Ainda que os moradores reportassem queixas semelhantes àquelas sofridas por parte da polícia, o medo de retaliação reduziu-se com o Exército. Apenas 13% dos moradores que se sentiram violados em seus direitos por integrantes das Forças Armadas fizeram algum tipo de queixa. O registro, apesar de baixo, é o triplo daquele reportado em relação aos abusos policiais.

Apesar das nuances de maior institucionalidade na presença do Exército relativamente à polícia, apenas um quarto dos moradores fez um juízo positivo da presença dos militares. Outro quarto desaprovou sua atuação. Metade dos moradores ficaram em cima do muro. Avaliaram como regular sua atuação. Dados do Diário Oficial citados pelo estudo registram gastos de R$ 1,7 milhão por dia. Isso daria R$ 700 milhões durante os 14 meses da ocupação, o que parece dinheiro demais para aprovação de menos.
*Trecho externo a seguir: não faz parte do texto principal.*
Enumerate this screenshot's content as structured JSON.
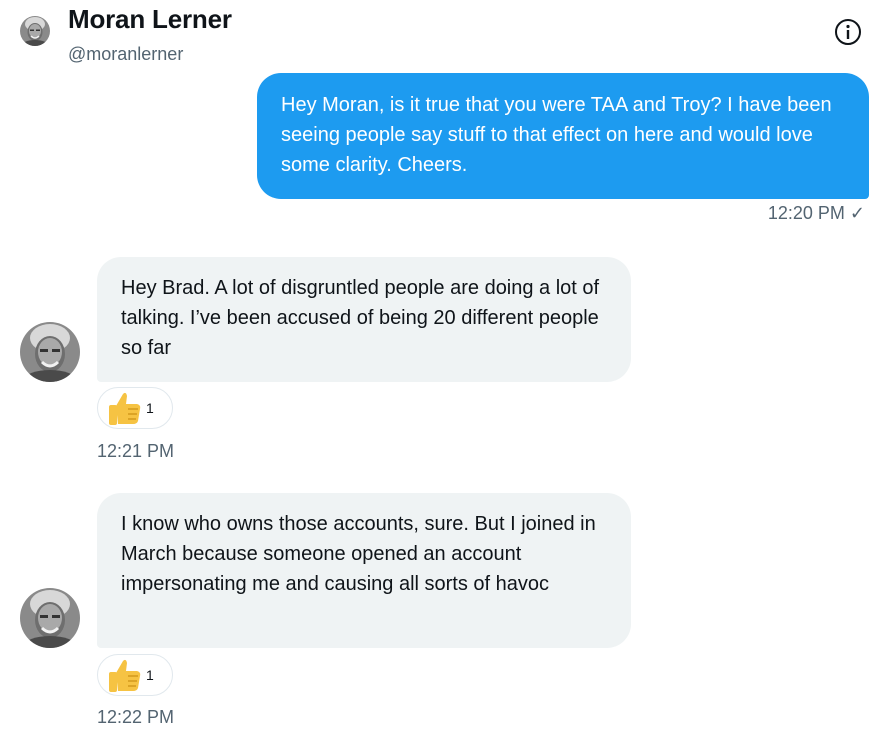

Manuela Silva, irmã de traficante morto pelos militares, definiu a vida na Maré depois que o Exército foi embora: "Tudo voltou ao que era antes. Os caras estão aí armados, a droga continua rolando solta com a bandidagem. Os policiais não vêm mais porque eles pagam 'arrego' (...) Mas os moradores não ajudam. Não se expõem em defesa da comunidade. Enquanto um, dois ou três falarem, a Maré não muda, continua isso aí".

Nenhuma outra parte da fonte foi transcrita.